彼は、その最近の著作 『いちばん大事なこと』 の中で、
人間と自然について、繰り返し述べています。
都市は、意識が作り出したもの。
意識が作り出したものでないのが自然。
北京の蝶々に例えられるように、
"ああすれば、こうなる"というルールが通用しない自然を怖れ、
意識的に排除していった結果できあがったものが、都市である、と。
養老さんは、やみくもに自然保護を叫ぶのではなく、
今の、地球上での人間の位置を冷静に見つめます。
私たちはいまだに、
自然界の基本要素である細胞さえつくりだすことはできない。
私たちは分解する科学こそ発展させてはきたが、
システムを理解するという点においては、ほとんど無力に近い。
今の私たちが、自然のシステムを把握しきれないことを理解する。
自然界にはりめぐらされたネットワークや、その上に成り立つバランスを
私たちは100% 理論的に理解することができない、
自分たちの行為の結果が予測できない。
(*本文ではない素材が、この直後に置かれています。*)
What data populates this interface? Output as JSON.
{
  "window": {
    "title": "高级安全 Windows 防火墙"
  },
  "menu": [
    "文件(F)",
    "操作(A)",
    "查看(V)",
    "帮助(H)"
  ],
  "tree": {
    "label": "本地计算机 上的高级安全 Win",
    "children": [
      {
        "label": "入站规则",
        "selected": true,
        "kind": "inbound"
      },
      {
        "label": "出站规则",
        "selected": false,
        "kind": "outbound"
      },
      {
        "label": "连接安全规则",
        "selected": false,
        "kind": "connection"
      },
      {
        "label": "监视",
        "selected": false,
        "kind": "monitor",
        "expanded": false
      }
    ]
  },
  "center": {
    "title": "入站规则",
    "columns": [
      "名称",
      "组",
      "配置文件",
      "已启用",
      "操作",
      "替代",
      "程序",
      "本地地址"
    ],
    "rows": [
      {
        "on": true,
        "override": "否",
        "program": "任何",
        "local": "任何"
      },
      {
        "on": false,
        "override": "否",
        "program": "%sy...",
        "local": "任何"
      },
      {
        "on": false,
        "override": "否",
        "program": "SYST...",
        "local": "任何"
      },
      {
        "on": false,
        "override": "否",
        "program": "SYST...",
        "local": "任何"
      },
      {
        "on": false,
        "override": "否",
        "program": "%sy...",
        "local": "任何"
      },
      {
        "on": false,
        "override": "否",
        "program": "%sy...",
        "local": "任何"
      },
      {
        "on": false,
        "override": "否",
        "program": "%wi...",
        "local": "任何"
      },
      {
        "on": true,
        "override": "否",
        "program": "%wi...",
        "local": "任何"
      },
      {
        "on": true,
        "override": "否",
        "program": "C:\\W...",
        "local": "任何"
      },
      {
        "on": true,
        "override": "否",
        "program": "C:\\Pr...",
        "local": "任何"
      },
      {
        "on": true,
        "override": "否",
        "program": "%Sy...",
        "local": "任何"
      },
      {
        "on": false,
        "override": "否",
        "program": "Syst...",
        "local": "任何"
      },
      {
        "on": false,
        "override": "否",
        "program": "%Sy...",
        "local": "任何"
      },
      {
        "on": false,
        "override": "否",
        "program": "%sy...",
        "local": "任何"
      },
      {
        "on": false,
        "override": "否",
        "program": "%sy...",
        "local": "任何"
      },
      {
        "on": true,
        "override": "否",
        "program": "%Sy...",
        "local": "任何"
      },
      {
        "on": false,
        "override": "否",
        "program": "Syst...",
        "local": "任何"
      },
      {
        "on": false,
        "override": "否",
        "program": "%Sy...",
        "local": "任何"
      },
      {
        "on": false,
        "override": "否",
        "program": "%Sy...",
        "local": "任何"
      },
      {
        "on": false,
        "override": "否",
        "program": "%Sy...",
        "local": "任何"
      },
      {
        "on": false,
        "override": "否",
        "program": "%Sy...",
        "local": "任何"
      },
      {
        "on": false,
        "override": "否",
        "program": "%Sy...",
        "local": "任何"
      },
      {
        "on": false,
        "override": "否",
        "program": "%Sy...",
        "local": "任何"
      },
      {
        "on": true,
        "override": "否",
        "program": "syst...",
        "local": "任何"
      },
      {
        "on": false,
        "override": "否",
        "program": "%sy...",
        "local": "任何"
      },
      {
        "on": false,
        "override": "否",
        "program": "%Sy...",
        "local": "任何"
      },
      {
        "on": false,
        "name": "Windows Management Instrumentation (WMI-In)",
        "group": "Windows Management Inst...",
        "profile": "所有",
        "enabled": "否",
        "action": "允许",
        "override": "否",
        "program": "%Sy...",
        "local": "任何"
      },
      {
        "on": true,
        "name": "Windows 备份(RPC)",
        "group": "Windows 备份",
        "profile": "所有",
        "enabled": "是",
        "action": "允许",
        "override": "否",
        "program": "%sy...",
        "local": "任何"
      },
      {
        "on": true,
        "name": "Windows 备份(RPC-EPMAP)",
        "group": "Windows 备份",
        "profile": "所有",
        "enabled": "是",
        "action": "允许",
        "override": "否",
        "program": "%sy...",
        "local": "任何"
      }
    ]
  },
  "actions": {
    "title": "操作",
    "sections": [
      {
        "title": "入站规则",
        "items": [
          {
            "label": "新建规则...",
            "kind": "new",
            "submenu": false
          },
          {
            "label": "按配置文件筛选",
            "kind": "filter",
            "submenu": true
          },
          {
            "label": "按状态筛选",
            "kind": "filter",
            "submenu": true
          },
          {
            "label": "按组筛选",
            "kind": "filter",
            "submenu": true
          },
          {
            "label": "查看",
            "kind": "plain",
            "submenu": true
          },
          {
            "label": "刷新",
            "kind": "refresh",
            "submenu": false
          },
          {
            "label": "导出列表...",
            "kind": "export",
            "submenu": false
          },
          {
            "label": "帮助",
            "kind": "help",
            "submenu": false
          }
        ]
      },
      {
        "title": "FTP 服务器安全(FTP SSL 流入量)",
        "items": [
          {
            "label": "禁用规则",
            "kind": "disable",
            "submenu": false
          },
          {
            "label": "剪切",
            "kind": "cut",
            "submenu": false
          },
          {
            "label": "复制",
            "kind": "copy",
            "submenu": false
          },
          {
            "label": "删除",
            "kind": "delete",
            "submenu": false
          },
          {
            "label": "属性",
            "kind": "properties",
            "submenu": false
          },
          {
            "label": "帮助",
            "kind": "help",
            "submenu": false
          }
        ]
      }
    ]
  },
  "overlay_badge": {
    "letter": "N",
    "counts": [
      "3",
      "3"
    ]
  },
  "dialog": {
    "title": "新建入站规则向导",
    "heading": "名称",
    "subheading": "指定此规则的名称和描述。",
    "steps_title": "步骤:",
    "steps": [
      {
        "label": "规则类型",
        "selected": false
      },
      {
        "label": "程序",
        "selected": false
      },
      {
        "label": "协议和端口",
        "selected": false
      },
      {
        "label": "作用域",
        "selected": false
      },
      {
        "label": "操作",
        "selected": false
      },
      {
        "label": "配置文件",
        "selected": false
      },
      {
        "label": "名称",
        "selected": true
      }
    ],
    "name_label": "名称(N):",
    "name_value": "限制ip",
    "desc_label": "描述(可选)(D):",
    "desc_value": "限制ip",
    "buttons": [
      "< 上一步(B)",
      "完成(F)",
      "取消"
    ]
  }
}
そのことを理解する。
それは、実は自然と上手に付き合ってきた私たち日本人の文化の中で、
しっかりと培われてきた哲学であり、
しかも今、急ぎ足で私たちが忘れ去ろうとしているものでもあります。
いま日本が、転換期を迎える世界のために
思い出さなければいけないこと。
それに心から気付けた時に、
「エコリテラシー」に代わる、心に響く日本の言葉を、
私たちは見つけられるのかもかもしれません。